Валентин Распутин (Румянцев) - страница 194

И как вздох восхищения этим раем и вздох печали, что завтра он может оказаться потерянным:

«Горы Алтая для художника всё ещё остаются сном — чудесным и неземным, сотканным из предсказаний, предчувствий и предвестий, из соблазнительных обещаний и приманов. Для художника они остаются сном, для каждого же из нас они могут быть последним предповоротным воспоминанием о крае, с которого при правильных трудах просматривался рай земной».

У Распутина всегда, в любом публицистическом произведении, рассказ о том, что даровано нам на земле, соседствует с правдивой и горькой картиной: как мы оскверняем, а то и вовсе уничтожаем завещанную благодать.

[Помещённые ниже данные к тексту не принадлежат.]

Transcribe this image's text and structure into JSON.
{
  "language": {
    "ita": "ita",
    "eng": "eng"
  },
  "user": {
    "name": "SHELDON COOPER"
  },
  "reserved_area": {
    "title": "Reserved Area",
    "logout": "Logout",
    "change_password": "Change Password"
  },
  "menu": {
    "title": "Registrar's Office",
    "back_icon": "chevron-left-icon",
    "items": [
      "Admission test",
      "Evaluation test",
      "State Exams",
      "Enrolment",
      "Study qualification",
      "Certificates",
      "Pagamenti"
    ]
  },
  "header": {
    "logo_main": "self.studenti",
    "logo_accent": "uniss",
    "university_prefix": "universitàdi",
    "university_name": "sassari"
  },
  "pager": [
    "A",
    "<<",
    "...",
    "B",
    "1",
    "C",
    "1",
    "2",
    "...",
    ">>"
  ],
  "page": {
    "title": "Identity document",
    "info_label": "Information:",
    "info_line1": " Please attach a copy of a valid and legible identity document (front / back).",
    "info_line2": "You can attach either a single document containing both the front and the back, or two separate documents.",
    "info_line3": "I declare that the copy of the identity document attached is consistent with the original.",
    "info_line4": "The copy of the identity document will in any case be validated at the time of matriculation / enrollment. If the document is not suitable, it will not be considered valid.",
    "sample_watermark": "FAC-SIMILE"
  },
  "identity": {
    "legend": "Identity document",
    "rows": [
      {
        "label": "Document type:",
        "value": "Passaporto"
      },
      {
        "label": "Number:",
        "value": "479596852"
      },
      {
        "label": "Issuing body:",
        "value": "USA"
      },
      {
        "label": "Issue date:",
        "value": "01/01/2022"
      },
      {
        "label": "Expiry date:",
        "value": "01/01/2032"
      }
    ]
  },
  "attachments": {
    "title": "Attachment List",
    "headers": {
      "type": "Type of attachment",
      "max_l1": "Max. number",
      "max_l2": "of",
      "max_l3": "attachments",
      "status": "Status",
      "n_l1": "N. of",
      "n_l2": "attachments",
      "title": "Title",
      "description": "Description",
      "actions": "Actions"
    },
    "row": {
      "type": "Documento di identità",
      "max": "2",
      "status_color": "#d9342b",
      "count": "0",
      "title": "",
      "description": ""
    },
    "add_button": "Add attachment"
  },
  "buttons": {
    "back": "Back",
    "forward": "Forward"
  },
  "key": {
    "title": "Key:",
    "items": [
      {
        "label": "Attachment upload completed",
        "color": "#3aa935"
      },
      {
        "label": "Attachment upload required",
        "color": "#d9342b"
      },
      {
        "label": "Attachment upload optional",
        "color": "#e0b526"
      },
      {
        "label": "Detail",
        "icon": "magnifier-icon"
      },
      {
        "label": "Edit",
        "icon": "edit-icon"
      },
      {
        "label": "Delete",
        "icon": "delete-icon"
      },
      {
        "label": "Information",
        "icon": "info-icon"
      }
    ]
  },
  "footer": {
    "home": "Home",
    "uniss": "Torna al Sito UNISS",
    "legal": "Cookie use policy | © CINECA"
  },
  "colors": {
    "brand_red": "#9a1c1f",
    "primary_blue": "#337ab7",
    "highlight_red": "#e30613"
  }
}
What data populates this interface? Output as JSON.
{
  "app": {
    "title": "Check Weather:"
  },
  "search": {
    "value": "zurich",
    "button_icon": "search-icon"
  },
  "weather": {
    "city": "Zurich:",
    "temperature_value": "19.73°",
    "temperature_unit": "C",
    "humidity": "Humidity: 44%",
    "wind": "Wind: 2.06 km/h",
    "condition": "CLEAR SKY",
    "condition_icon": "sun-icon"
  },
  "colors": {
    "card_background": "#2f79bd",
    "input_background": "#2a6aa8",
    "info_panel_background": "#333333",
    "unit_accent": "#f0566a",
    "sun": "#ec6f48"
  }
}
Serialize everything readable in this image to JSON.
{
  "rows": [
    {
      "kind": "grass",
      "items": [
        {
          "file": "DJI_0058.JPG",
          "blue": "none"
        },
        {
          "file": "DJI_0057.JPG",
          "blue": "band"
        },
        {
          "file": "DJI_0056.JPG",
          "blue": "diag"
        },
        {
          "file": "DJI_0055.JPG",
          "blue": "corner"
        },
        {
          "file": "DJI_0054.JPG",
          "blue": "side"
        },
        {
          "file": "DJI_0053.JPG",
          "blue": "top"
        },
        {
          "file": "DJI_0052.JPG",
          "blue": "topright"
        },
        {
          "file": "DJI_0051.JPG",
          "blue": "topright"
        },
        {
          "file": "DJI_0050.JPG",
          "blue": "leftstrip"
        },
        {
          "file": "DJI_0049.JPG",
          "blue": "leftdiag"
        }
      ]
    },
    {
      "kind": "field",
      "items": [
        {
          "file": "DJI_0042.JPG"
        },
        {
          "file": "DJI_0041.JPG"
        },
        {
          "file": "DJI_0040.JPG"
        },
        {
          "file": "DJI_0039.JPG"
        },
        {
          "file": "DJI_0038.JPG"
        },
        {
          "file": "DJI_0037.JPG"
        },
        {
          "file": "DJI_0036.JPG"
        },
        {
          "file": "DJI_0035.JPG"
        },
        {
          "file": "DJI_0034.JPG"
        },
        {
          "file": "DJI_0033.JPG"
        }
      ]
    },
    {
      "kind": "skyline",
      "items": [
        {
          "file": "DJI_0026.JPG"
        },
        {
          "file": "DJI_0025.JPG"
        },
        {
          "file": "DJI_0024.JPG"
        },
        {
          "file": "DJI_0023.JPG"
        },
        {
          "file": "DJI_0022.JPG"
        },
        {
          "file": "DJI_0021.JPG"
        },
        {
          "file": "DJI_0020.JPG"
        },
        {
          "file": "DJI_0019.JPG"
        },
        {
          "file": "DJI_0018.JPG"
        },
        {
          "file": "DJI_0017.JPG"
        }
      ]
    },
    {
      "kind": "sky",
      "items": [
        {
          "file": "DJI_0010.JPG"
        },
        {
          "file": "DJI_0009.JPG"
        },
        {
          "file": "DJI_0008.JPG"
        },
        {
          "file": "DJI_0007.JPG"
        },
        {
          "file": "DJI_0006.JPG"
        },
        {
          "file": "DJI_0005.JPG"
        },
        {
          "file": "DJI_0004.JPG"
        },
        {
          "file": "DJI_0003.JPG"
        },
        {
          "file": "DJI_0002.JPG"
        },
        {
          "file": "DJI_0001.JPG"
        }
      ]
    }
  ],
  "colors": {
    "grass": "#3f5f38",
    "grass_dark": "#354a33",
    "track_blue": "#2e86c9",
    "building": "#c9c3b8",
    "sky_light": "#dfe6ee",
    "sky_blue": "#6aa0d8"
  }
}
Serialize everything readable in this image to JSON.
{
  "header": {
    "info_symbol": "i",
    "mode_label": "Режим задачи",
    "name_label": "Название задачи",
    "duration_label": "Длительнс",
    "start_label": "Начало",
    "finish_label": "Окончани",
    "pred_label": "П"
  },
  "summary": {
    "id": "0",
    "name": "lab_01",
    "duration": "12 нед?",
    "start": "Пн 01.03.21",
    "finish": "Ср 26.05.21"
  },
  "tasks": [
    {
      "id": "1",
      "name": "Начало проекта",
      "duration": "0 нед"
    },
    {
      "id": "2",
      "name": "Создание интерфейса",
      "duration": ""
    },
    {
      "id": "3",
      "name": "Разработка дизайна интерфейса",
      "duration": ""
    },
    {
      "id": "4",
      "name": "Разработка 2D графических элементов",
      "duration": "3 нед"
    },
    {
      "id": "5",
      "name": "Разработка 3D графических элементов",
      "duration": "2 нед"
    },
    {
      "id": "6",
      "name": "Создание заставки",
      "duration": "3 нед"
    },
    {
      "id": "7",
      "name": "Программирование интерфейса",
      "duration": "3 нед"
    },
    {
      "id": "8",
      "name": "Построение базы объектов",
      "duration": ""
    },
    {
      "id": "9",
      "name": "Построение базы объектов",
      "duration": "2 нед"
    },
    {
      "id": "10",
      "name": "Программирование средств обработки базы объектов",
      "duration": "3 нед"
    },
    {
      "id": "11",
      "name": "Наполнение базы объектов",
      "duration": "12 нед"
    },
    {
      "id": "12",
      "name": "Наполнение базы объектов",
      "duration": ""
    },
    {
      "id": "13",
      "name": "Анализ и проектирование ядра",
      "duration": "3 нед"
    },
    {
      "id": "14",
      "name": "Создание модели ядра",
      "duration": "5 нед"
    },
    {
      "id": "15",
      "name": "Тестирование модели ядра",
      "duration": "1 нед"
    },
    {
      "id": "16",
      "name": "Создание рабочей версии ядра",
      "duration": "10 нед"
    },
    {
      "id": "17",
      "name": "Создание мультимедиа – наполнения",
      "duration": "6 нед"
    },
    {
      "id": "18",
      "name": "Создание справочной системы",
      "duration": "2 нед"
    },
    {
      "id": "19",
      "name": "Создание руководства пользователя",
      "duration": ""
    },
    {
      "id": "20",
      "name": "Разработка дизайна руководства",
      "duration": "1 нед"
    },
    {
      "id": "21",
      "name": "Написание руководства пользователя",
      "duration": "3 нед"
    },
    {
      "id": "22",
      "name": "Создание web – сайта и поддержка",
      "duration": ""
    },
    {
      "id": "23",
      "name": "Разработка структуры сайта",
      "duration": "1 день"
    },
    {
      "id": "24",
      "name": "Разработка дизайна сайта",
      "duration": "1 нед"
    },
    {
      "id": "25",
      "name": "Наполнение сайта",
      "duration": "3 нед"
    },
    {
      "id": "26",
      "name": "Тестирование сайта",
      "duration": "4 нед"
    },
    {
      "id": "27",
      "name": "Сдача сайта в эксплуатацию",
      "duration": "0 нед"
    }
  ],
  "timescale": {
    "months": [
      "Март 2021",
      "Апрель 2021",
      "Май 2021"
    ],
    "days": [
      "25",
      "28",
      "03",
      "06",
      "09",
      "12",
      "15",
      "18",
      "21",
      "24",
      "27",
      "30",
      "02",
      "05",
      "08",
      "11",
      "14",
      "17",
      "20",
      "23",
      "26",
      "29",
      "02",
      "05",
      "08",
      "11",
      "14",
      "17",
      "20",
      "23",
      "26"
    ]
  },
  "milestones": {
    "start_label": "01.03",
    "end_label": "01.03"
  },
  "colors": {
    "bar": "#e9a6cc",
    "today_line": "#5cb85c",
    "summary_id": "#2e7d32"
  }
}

И на Алтай писатель совершил несколько многодневных путешествий не только для того, чтобы открыть читателю его райские красоты, но и для того, чтобы отвести от него нависшую угрозу. На горной Катуни планировалось сооружение каскада электростанций и уже действовала дирекция первой запроектированной ГЭС.

О противостоянии с «деловыми людьми», в котором писатель-сибиряк не мог не участвовать, он повествует так:

«В то лето страсти вокруг Катуни бушевали сильней, чем вода в её ущельях и проранах. В Москве, Ленинграде, Новосибирске, Барнауле, Бийске действовали общественные группы, доказывающие, что гидростанции на Катуни строить нельзя, что они принесут непоправимый вред реке и краю. Это, впрочем, и не нуждалось в особых доказательствах: там, где ставятся плотины и взбухают водохранилища, река перестаёт быть рекой и превращается в обезображенную и вымученную тягловую силу. Ни рыбы потом в этой реке, ни воды, ни красоты. Энергия потянет промышленность, для промышленности потребуется новая энергия, затем опять промышленность — и так до тех пор, пока поминай как звали Катунь, её берега и далёкие забрежья. Ни оракулом, ни специалистом быть не надо, чтобы предсказать подобную судьбу: отечественная практика показывает, что иначе у нас не бывает…»

Доводы «преобразователей»: «край нужно развивать, он и без того отстал в экономике, жилищном строительстве, в социальных удобствах, все идут вперёд, а мы давно топчемся на месте, и движение без собственной энергетики невозможно». «Мы, — продолжает писатель, — отвечали: грех великий превращать Горный Алтай в обычный промышленный район, его служба и дружба в другом — сохранить свою красоту и чистоту, которые уже завтра будут стоить денег, а послезавтра — самой жизни. За понюх алтайского воздуха, за погляд его природной сказки, за послух ветра в кедрачах и звона горных речек, за один лишь побыв среди всего этого, не изжамканного колёсами индустриализации, человек что угодно отдаст и скажет спасибо… Есть страны, которые живут за счёт природной удачи. Не хлеб единый даёт и хлеб… Не истина ли, что такой большой стране нужно многоустройство — умное и выгадливое, считающееся с особенностями района? Если самой природой предназначено быть здесь маралу и кедру, пасекам и облепихе, сыру и садам, табунам лошадей и отарам овец — зачем изводить их тут и разводить затем где-то в чужой стороне? Горному Алтаю повезло, он до сих пор сохранил свой первородный лик — не отдавайте его в окончательную перемолку и переделку, тем паче, что на вас и не жмут, это прежде всего ваши местные хлопоты — не упустить строительство гидростанций».